Diary of an emigrant

Monday, January 15, 2007

Pass me the remote, please.


I'm sitting here watching the Brazilian TV channel on Sky, Record TV (Channel 810). No disrespect to any Brasileiros out there, but it's made me determined to install a satellite dish when we get to Manaus. The current programme is one of the Brazilian soaps, or novelas, called Bicho do Mato (rough translation: 'wild animal'- describing someone from the country - a yokel). As with all Brazilian novelas, the producers have the interesting ability to make any set - no matter how technically sophisticated - look remarkably like a set.

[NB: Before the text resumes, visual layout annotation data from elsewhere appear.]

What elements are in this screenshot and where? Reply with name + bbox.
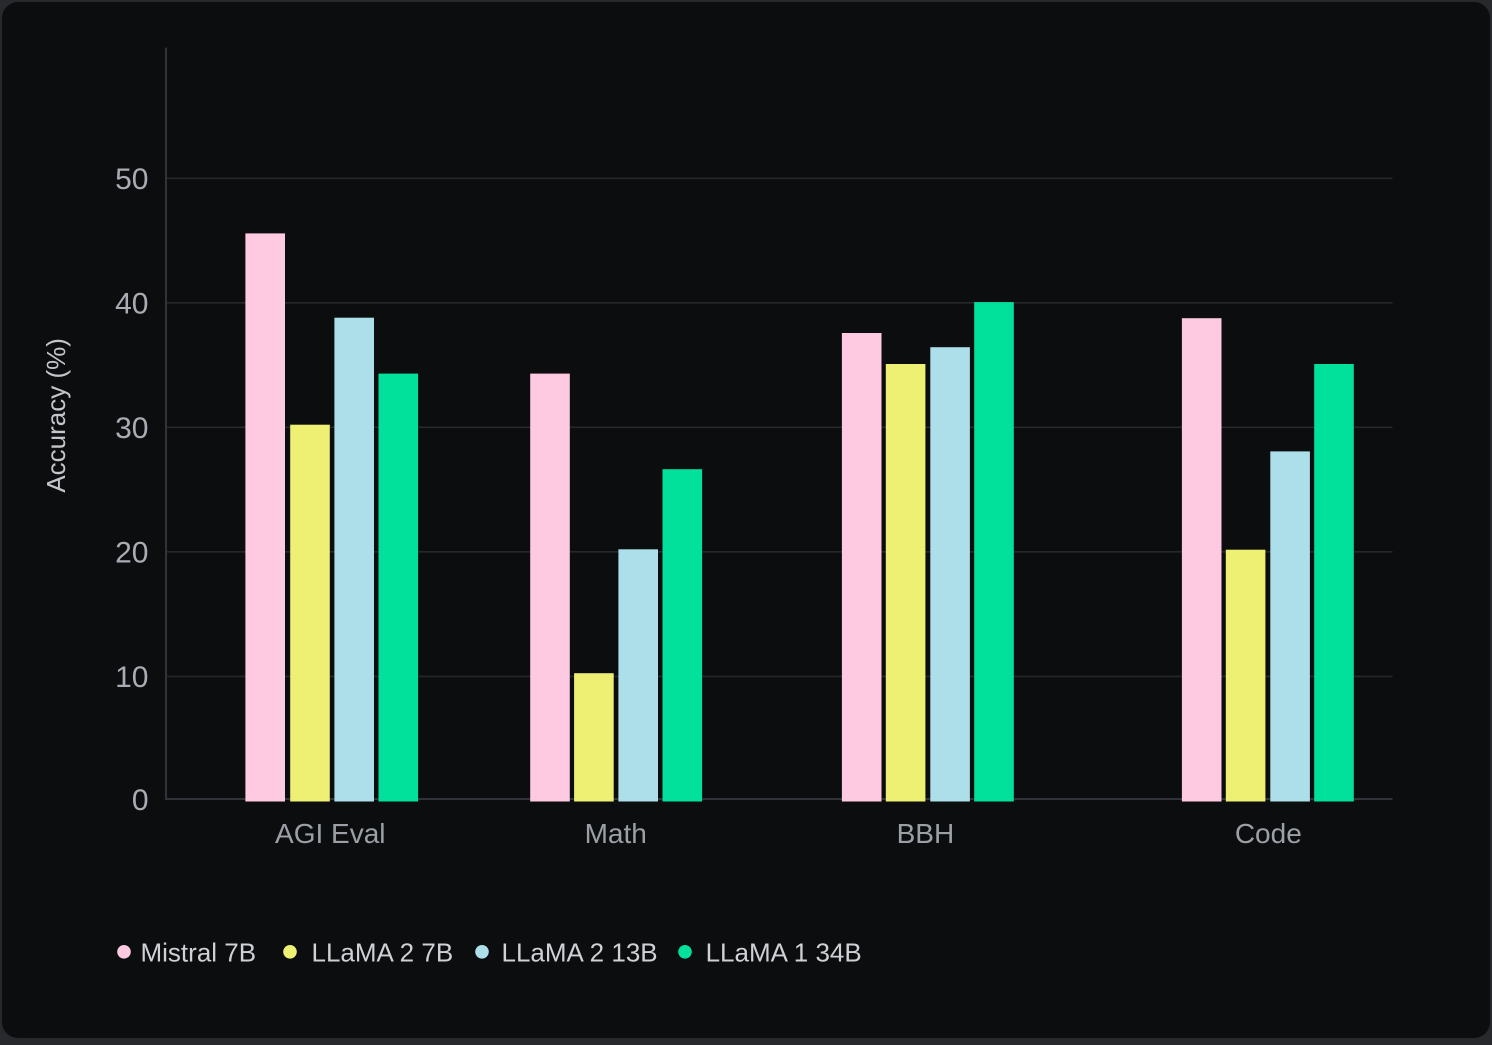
svg-text:Accuracy (%): Accuracy (%)	[41, 338, 71, 493]
svg-text:0: 0	[132, 784, 149, 817]
svg-text:Mistral 7B: Mistral 7B	[141, 938, 257, 968]
svg-text:20: 20	[115, 537, 148, 570]
svg-text:10: 10	[115, 661, 148, 694]
svg-text:50: 50	[115, 163, 148, 196]
svg-text:Math: Math	[585, 818, 647, 849]
svg-text:AGI Eval: AGI Eval	[275, 818, 385, 849]
svg-text:30: 30	[115, 412, 148, 445]
svg-text:LLaMA 1 34B: LLaMA 1 34B	[706, 938, 862, 968]
svg-text:LLaMA 2 7B: LLaMA 2 7B	[312, 938, 454, 968]
svg-text:BBH: BBH	[897, 818, 955, 849]
svg-text:Code: Code	[1235, 818, 1302, 849]
svg-text:40: 40	[115, 288, 148, 321]
svg-text:LLaMA 2 13B: LLaMA 2 13B	[502, 938, 658, 968]
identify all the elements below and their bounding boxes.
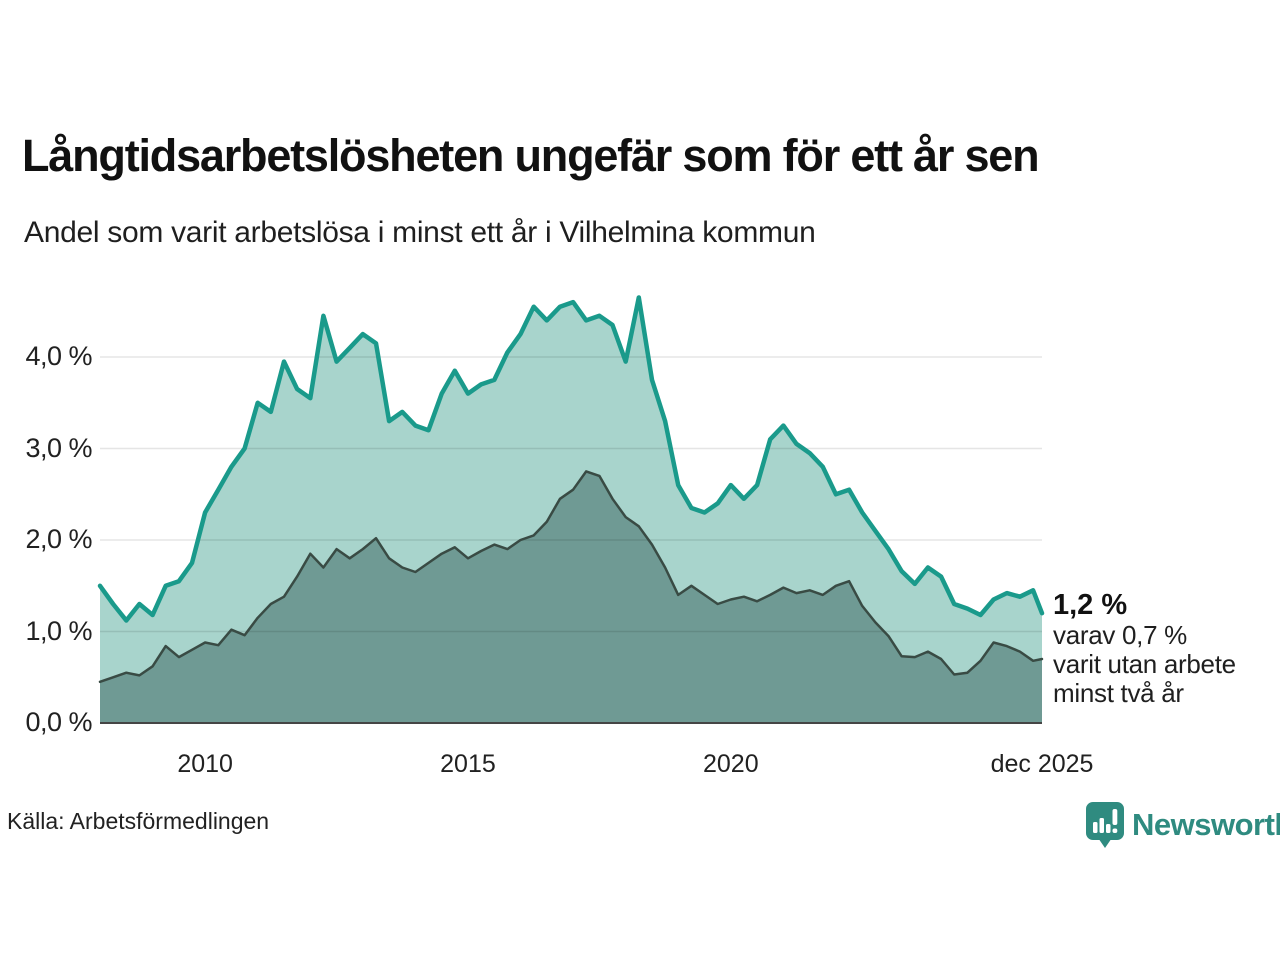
- newsworthy-icon: [1086, 802, 1124, 848]
- page-subtitle: Andel som varit arbetslösa i minst ett å…: [24, 216, 816, 249]
- annotation-line: minst två år: [1053, 678, 1184, 708]
- last-value-annotation: 1,2 % varav 0,7 % varit utan arbete mins…: [1053, 589, 1236, 708]
- annotation-line: varit utan arbete: [1053, 649, 1236, 679]
- x-tick-label: 2020: [702, 750, 759, 778]
- brand-logo[interactable]: Newsworthy: [1085, 801, 1280, 849]
- annotation-line: varav 0,7 %: [1053, 620, 1187, 650]
- x-tick-label: 2015: [440, 750, 496, 778]
- series-line-minst-tva-ar: [98, 470, 1044, 684]
- y-tick-label: 0,0 %: [25, 707, 92, 737]
- brand-wordmark: Newsworthy: [1132, 807, 1280, 842]
- annotation-value: 1,2 %: [1053, 589, 1128, 621]
- y-tick-label: 1,0 %: [25, 615, 92, 646]
- page-title: Långtidsarbetslösheten ungefär som för e…: [22, 130, 1040, 181]
- x-tick-label: dec 2025: [990, 750, 1094, 778]
- series-area-minst-tva-ar: [100, 471, 1042, 723]
- x-tick-label: 2010: [177, 750, 233, 778]
- y-tick-label: 2,0 %: [25, 524, 92, 554]
- series-line-minst-ett-ar: [97, 295, 1045, 623]
- y-tick-label: 4,0 %: [25, 341, 92, 371]
- y-tick-label: 3,0 %: [25, 432, 92, 463]
- source-note: Källa: Arbetsförmedlingen: [7, 808, 270, 834]
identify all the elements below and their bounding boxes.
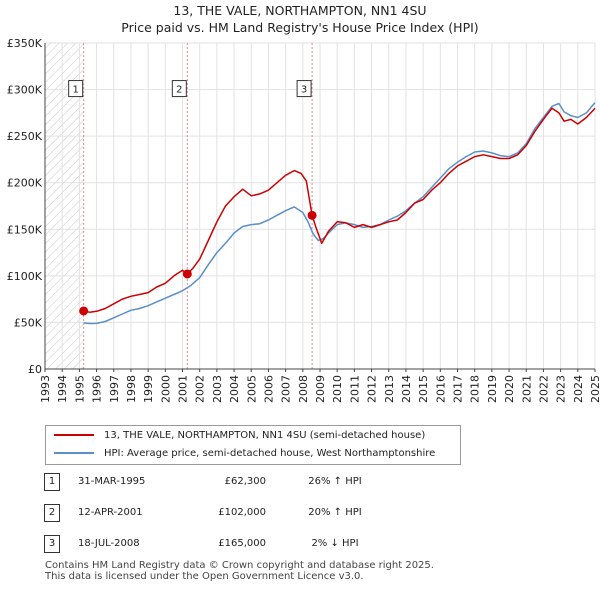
sale-hpi-diff: 26% ↑ HPI [308, 476, 362, 487]
pre-data-hatched-region [45, 43, 84, 369]
sale-callout-label: 3 [301, 85, 307, 96]
y-tick-label: £250K [7, 130, 43, 143]
sale-number-badge: 1 [44, 473, 60, 491]
sale-number-badge: 2 [44, 504, 60, 522]
table-row: 2 12-APR-2001 £102,000 20% ↑ HPI [0, 502, 600, 524]
hpi-series-line [83, 102, 596, 325]
sale-point [182, 269, 192, 279]
x-tick-label: 2018 [469, 375, 482, 403]
y-tick-label: £300K [7, 84, 43, 97]
x-tick-label: 2008 [297, 375, 310, 403]
legend: 13, THE VALE, NORTHAMPTON, NN1 4SU (semi… [45, 425, 461, 465]
x-tick-label: 2002 [194, 375, 207, 403]
sale-callout-box [68, 80, 84, 98]
x-tick-label: 2013 [383, 375, 396, 403]
x-tick-label: 1993 [39, 375, 52, 403]
sale-price: £165,000 [218, 538, 266, 549]
x-tick-label: 2000 [159, 375, 172, 403]
sale-hpi-diff: 20% ↑ HPI [308, 507, 362, 518]
sale-hpi-diff: 2% ↓ HPI [311, 538, 359, 549]
x-tick-label: 2017 [452, 375, 465, 403]
sale-point [307, 210, 317, 220]
x-tick-label: 2023 [555, 375, 568, 403]
legend-item-property: 13, THE VALE, NORTHAMPTON, NN1 4SU (semi… [54, 427, 425, 445]
x-tick-label: 2006 [262, 375, 275, 403]
property-series-line [83, 107, 596, 313]
x-tick-label: 2025 [589, 375, 600, 403]
x-tick-label: 1999 [142, 375, 155, 403]
x-tick-label: 2005 [245, 375, 258, 403]
y-tick-label: £0 [28, 363, 42, 376]
sale-date: 12-APR-2001 [78, 507, 143, 518]
legend-item-hpi: HPI: Average price, semi-detached house,… [54, 445, 435, 463]
x-tick-label: 2015 [417, 375, 430, 403]
sale-callout-label: 2 [176, 85, 182, 96]
legend-swatch-hpi [54, 452, 94, 454]
x-tick-label: 2021 [520, 375, 533, 403]
sale-price: £102,000 [218, 507, 266, 518]
table-row: 3 18-JUL-2008 £165,000 2% ↓ HPI [0, 533, 600, 555]
x-tick-label: 1996 [91, 375, 104, 403]
y-tick-label: £50K [14, 316, 43, 329]
x-tick-label: 2011 [348, 375, 361, 403]
x-tick-label: 2024 [572, 375, 585, 403]
x-tick-label: 2016 [434, 375, 447, 403]
sale-callout-box [296, 80, 312, 98]
x-tick-label: 2020 [503, 375, 516, 403]
sale-callout-label: 1 [72, 85, 78, 96]
x-tick-label: 2014 [400, 375, 413, 403]
footer-copyright: Contains HM Land Registry data © Crown c… [45, 560, 434, 571]
y-tick-label: £200K [7, 177, 43, 190]
x-tick-label: 2003 [211, 375, 224, 403]
x-tick-label: 1995 [73, 375, 86, 403]
x-tick-label: 2001 [177, 375, 190, 403]
sale-date: 18-JUL-2008 [78, 538, 140, 549]
x-tick-label: 2022 [537, 375, 550, 403]
x-tick-label: 2004 [228, 375, 241, 403]
x-tick-label: 2007 [280, 375, 293, 403]
chart-subtitle: Price paid vs. HM Land Registry's House … [121, 20, 479, 35]
x-tick-label: 2010 [331, 375, 344, 403]
price-chart: 1 2 3 £0 £50K £100K £150K £200K £250K £300K £350K… [7, 37, 600, 403]
sale-callout-box [171, 80, 187, 98]
x-tick-label: 1997 [108, 375, 121, 403]
y-tick-label: £350K [7, 37, 43, 50]
y-tick-label: £100K [7, 270, 43, 283]
legend-label-hpi: HPI: Average price, semi-detached house,… [104, 448, 436, 459]
sale-price: £62,300 [224, 476, 266, 487]
sale-point [79, 306, 89, 316]
x-tick-label: 2012 [366, 375, 379, 403]
x-tick-label: 2009 [314, 375, 327, 403]
x-tick-label: 1994 [56, 375, 69, 403]
x-tick-label: 1998 [125, 375, 138, 403]
sale-date: 31-MAR-1995 [78, 476, 146, 487]
footer-licence: This data is licensed under the Open Gov… [45, 571, 364, 582]
y-tick-label: £150K [7, 223, 43, 236]
chart-title: 13, THE VALE, NORTHAMPTON, NN1 4SU [173, 3, 427, 18]
sale-number-badge: 3 [44, 535, 60, 553]
footer: Contains HM Land Registry data © Crown c… [45, 560, 434, 582]
x-tick-label: 2019 [486, 375, 499, 403]
chart-title-block: 13, THE VALE, NORTHAMPTON, NN1 4SU Price… [0, 2, 600, 36]
table-row: 1 31-MAR-1995 £62,300 26% ↑ HPI [0, 471, 600, 493]
legend-swatch-property [54, 434, 94, 436]
legend-label-property: 13, THE VALE, NORTHAMPTON, NN1 4SU (semi… [104, 430, 426, 441]
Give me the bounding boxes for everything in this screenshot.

And the acting, for the most part, is as wooden as it comes - as I write, a guy is doing "an evil laugh" to camera. (It probably says in his script something like "laughs evilly to camera".) Not that I've anything against the concept of the novela - much better (imho) than the concept of the soap, the novela has a beginning and an end. A complete story. Bloody marvellous - not like Eastenders, for example, which just seems to be an interminable exposition of improbable human suffering set in vaguely unpleasant social circumstances.

No, the main problem with Brazilian TV, I find, is that it's 78% infantile nonsense (assinine game shows, banal chat shows and the like), 10% appallingly biased, patronising news and current affairs programmes (see photo - a dynamic production, focusing on the engrossing subject of bad breath), 10% sports programmes where in-depth analysis comprises the word "goooooooooaaaaaaaaaaaaaaaal" screamed into the microphone for periods in excess of 10 seconds at a time, and 2% stuff that's actually not bad (Fantastico, for example). The model is based primarily on the talentless rubbish that comes out of the USA, but with a lot of the talent removed.

But then I suppose all TV's going the same way - a quick flick through the UK terrestrial channels just now reveals the spellbinding "House Traders" (people who buy and -yawn - sell houses, BBC1), Snooker (fine if you like it, BBC2), Supernatural (yet another new series from the good old US of A, ITV) ER (pain, blood and social commentary on a stupefyingly uninteresting scale, C4), and 50 Ways to Look Great Naked (sitting in front of the telly with a packet of crisps, translucent folds of flab cascading over your privates, perhaps, C5).
Bloody hell, maybe we'll just not bother installing a TV at all. Which reminds me, I must write to the Beeb and ask them what the best way would be to pick up the BBC World Service (while it's still running). Now that's quality.